De Nederlandse inzet is onveranderd wat betreft het snel willen afronden van de onderhandelingen. Ten aanzien van de meer technische aspecten van het voorstel is er een voorlopig akkoord bereikt. Op de politiek gevoeligere artikelen (het hoofddoel en de nationale energiebesparingsplicht) is dit nog niet gelukt. Voornamelijk bij het hoofddoel in artikel 4 blijven de positie van het EP en de Raad nog ver uit elkaar liggen. De Commissie heeft samen met het Zweeds voorzitterschap bij beide partijen aangedrongen op flexibiliteit. Doordat de andere artikelen invulling geven aan het hoofddoel, is het van belang te weten naar welk percentage toegewerkt wordt.
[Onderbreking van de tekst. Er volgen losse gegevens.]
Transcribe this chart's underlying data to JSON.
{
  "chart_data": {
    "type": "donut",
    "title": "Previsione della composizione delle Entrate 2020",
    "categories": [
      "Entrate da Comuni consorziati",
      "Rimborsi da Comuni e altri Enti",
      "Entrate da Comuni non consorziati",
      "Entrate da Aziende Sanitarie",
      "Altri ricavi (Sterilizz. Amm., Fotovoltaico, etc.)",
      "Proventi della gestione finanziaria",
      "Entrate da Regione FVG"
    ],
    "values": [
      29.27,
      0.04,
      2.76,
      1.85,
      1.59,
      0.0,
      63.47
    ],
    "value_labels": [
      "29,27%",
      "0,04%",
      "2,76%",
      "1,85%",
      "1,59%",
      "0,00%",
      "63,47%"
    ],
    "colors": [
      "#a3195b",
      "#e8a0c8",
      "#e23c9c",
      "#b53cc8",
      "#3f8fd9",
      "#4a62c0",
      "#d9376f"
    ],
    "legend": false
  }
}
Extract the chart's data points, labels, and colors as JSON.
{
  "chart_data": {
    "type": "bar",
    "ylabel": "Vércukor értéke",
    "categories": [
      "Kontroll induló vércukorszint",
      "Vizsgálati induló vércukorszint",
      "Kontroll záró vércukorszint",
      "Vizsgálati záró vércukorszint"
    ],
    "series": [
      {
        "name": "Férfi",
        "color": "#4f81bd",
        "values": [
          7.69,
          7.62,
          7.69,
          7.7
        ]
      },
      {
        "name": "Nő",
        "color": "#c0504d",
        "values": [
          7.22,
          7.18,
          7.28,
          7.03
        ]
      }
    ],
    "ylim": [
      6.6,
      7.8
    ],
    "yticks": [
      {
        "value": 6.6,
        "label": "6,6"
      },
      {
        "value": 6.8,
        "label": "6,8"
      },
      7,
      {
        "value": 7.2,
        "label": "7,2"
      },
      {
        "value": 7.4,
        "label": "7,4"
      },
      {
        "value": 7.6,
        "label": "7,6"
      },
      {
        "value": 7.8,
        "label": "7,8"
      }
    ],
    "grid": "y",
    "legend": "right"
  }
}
Nederland overweegt flexibiliteit aan het Zweeds voorzitterschap te verlenen voor een compromisvoorstel voor een hoger hoofddoel. De verwachting is dat het hoofddoel tussen de 9% en 14,5% besparing voor de gehele EU zal uitkomen. Het uitgangspunt is dat de nationale bijdrage aan de EU-doelen indicatief van aard blijven. Daarnaast wil Nederland dat het bindende EU-doel is gericht op finaal energieverbruik, om voldoende ruimte te blijven geven aan de Europese opschaling van technologieën die bijdragen aan CO2-reductie maar mogelijk met een hoger primair verbruik gepaard gaan, zoals CCS en de productie van groene waterstof. Voor een verdere toelichting zie de kamerbrief van 3 februari 2023.11
De update van het eerder gedeelde TNO-rapport (bijlage bij de stand van zaken brief van 18 oktober jl.)12) met de KEV ’22 cijfers is uitgesteld en zal naar verwachting begin maart gereed zijn.
Decarbonisatiepakket
Het decarbonisatiepakket wordt momenteel besproken in de Raad. Het pakket richt zich op waterstofinfrastructuur en -markten, op de toegang tot bestaande (aard)gasinfrastructuur en markten voor hernieuwbare en koolstofarme gassen en leveringszekerheid, op netwerkplanning en op de bescherming van en participatie door eindgebruikers.
Nederland pleit ervoor dat het pakket ook onder het Zweedse voorzitterschap hoog op de agenda blijft en dat op korte termijn een AO wordt bereikt, mits de kern van de voorstellen – waar het kabinet in beginsel positief tegenover staat – wordt behouden. Belangrijke thema’s in de onderhandelingen zijn: verticale ontvlechting van waterstofnetbeheerders, intra-EU tarieven voor grensoverschrijdende waterstofnetwerken, kortingen voor duurzame gassen bij invoeding en transport in het bestaande aardgasnet, en bijmengen van waterstof in het aardgasnet.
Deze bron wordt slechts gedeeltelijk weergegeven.